With this users get the power to provision and manage the service from the Google Cloud Console. When you run into trouble, you'll be able to manage and log support tickets in a single window in the Console. You'll also get unified billing, with one invoice from Google Cloud, which includes the partner's service.
According to Google's director of open source, Chris DiBona:
We've always seen our friends in the open-source community as equal collaborators, and not simply a resource to be mined. With that in mind, we'll be offering managed services operated by these partners that are tightly integrated into Google Cloud Platform (GCP), providing a seamless user experience across management, billing and support. This makes it easier for our enterprise customers to build on open-source technologies, and it delivers on our commitment to continually support and grow these open-source communities.
Why does Google do this? Because the open-source method makes good, hard business sense. As DiBona told Matt Asay on TechRepublic, these aren't "some sort of generous magical deal," but rather simply a matter of "giving customers what they want."

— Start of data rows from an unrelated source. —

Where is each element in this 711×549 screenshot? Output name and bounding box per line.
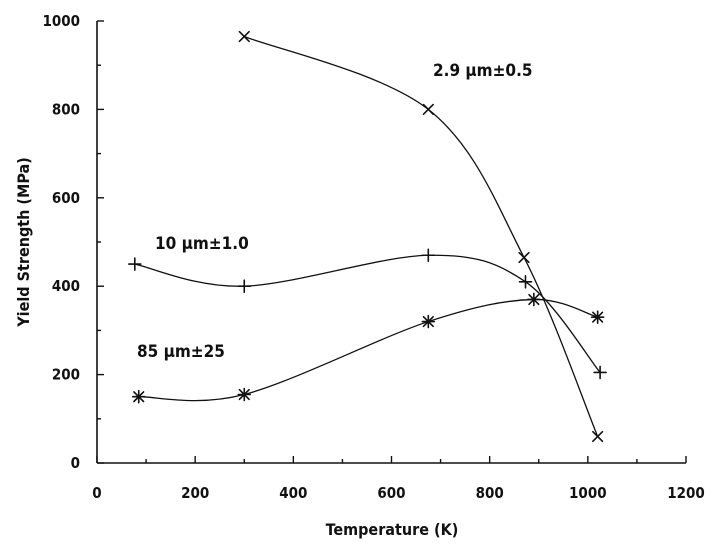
data-point-2.9um bbox=[422, 103, 434, 115]
data-point-2.9um bbox=[238, 30, 250, 43]
data-point-85um bbox=[131, 389, 146, 404]
y-tick-label: 1000 bbox=[42, 12, 80, 30]
x-axis-title: Temperature (K) bbox=[326, 520, 459, 539]
series-label-85um: 85 μm±25 bbox=[137, 342, 225, 362]
y-tick-label: 400 bbox=[52, 277, 80, 295]
data-point-85um bbox=[237, 387, 252, 402]
y-tick-label: 600 bbox=[52, 189, 80, 207]
data-point-85um bbox=[527, 292, 541, 307]
series-markers bbox=[127, 30, 607, 443]
ticks: 0 200 400 600 800 1000 1200 0 200 400 600 800 1000 bbox=[42, 12, 704, 502]
x-tick-label: 200 bbox=[181, 484, 209, 502]
series-label-2.9um: 2.9 μm±0.5 bbox=[433, 61, 533, 81]
x-tick-label: 400 bbox=[279, 484, 307, 502]
data-point-2.9um bbox=[518, 251, 530, 264]
data-point-10um bbox=[421, 248, 436, 263]
y-axis-title: Yield Strength (MPa) bbox=[14, 157, 33, 327]
data-point-10um bbox=[593, 365, 607, 380]
x-tick-label: 0 bbox=[92, 484, 101, 502]
y-tick-label: 800 bbox=[52, 100, 80, 118]
x-tick-label: 1000 bbox=[569, 484, 607, 502]
series-line-85um bbox=[138, 298, 598, 402]
x-tick-label: 800 bbox=[476, 484, 504, 502]
data-point-2.9um bbox=[592, 430, 604, 443]
data-point-10um bbox=[518, 274, 533, 289]
data-point-85um bbox=[421, 314, 436, 329]
series-labels: 2.9 μm±0.5 10 μm±1.0 85 μm±25 bbox=[137, 61, 533, 362]
x-tick-label: 600 bbox=[377, 484, 405, 502]
series-label-10um: 10 μm±1.0 bbox=[155, 234, 249, 254]
y-tick-label: 200 bbox=[52, 366, 80, 384]
data-point-10um bbox=[127, 257, 142, 271]
data-point-85um bbox=[590, 310, 605, 324]
series-line-2.9um bbox=[244, 35, 599, 437]
data-point-10um bbox=[237, 279, 252, 293]
x-tick-label: 1200 bbox=[667, 484, 705, 502]
y-tick-label: 0 bbox=[71, 454, 80, 472]
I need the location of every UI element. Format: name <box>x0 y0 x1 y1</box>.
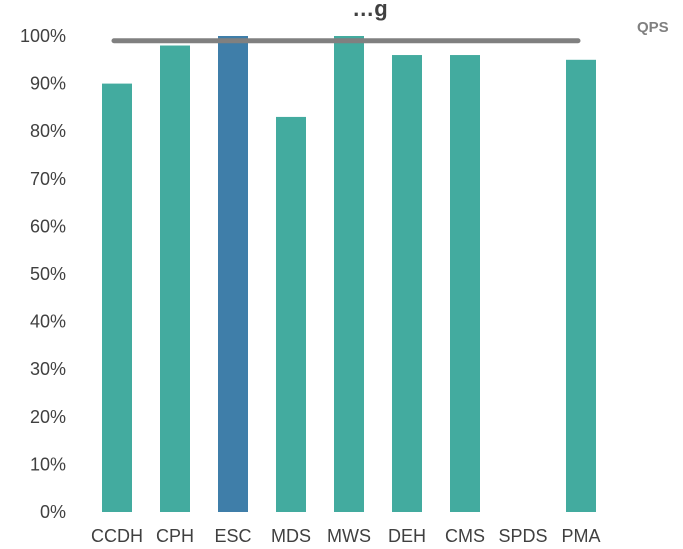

Although DiBona doesn't come right out and say it, that line about open source "not simply a resource to be mined" makes it clear that Google is presenting its friendly relations with open-source companies as a real value-add over AWS's more hostile relationship with the open-source community.
These particular companies, though, have been backing away from open-source licenses. They may have one foot still in open source, but many developers don't consider them truly open source anymore. That said, they're not too worried about it. As Asay pointed out in another story, companies like MongoDB are laughing all the way to the bank despite AWS or what some in the open-source community think of their new approach.
Outside observers, like Mike Milinkovich. Executive Director of the Eclipse Foundation, tweeted, "I think that this is a smart, differentiating move for Google. Amazon can be the strip mining bad guy in this narrative." That said, he continued, "However, I also think that conflating the health of open source with the health of six VC-backed, for-profit companies is simply bogus."
As for Google cloud customers, they may not care about the AWS rivalries or open-source licensing issues. Instead I suspect they'll be just fine with DiBona's conclusion: "Partnering with the companies that invest in developing open-source technologies means you get benefits like expertise in operating these services at scale, additional enterprise features, and shorter cycles in bringing the latest innovation to the cloud."